While Morin said that on-the-fly adaptability bodes well for the design's use in micro-projection systems, the chemist is also intrigued by its potential applications in biology. Because hydrogel generally mimics the gelatinous network residing between the cells of complex organisms, researchers often favor it when attempting to culture cells or tissues outside a biological environment.
A device designed by Yang, associate professor of mechanical and materials engineering, has granted Morin's lab precise control over not just the size, patterning and composition of the hydrogel lenses it deposits, but the orientation and tension of the silicone they reside on, too. That precision, combined with the team's ability to reversibly manipulate the lenses themselves, might expand the culturing options available to those working in biomaterials and biomedical engineering, Morin said.
"It would seem reasonable that these types of dynamic changes in size and stiffness and things of that nature would have a profound effect on the biology of anything contained in them," he said. "We're not there yet, but we certainly have interest in those problems."

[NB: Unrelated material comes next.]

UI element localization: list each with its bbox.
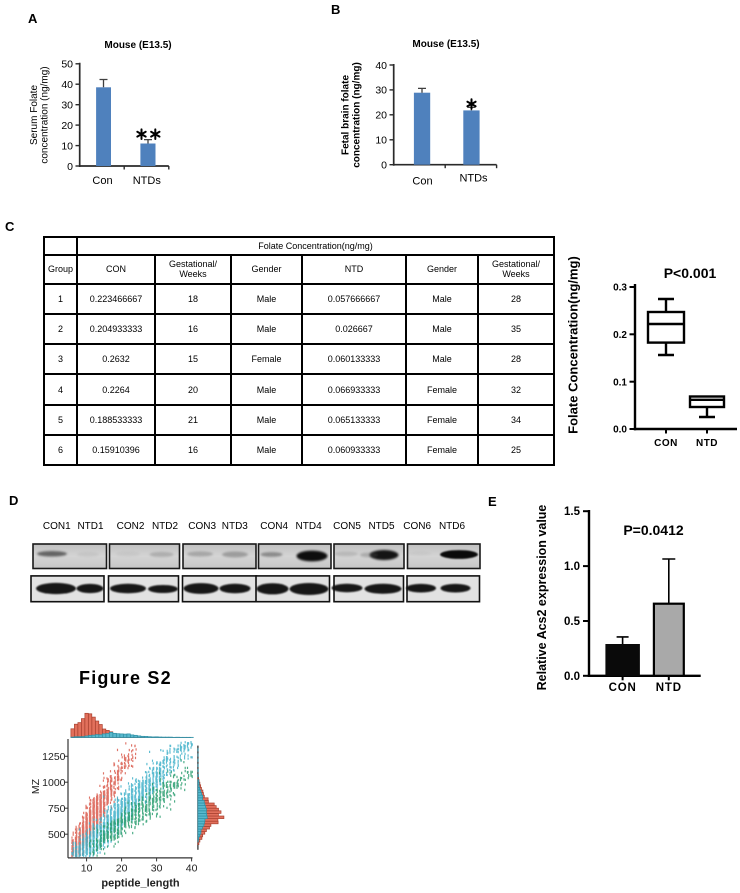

For Morin, who's spent years experimenting with silicones and other polymers, the practical considerations of adaptable materials are informing, and informed by, the philosophical. There was, he said, a sensible reason for attaching the hydrogel lenses to silicone: Its elasticity relieves some of the stress imposed by the swelling and shrinking of the lenses, helping it maintain a longer-term grip than other, more brittle materials might.
But the chemist is also keen on reconsidering the physical and functional rigidity of what gets made — of viewing materials and structures through a new lens, give or take a few thousand.
"There's some confusion, I think, as to why we want materials that adapt," he said. "And I think that's built into the way that we've designed and manufactured materials … going all the way back to whenever we first started making things, I suppose.
"I always make the argument that it would be great if, 100 years from now, the materials we made were able to adapt as we grow and change, as opposed to just being designed to stay the same the whole way through. Of course, this work is just a microcosm of that. But that's the idea. That's what adaptive materials could give us."
The team, which also included Nebraska's Nengjian Huang and Mark Rose, reported its findings in the journal Advanced Functional Materials. The researchers received support from the Army Research Office and the National Science Foundation.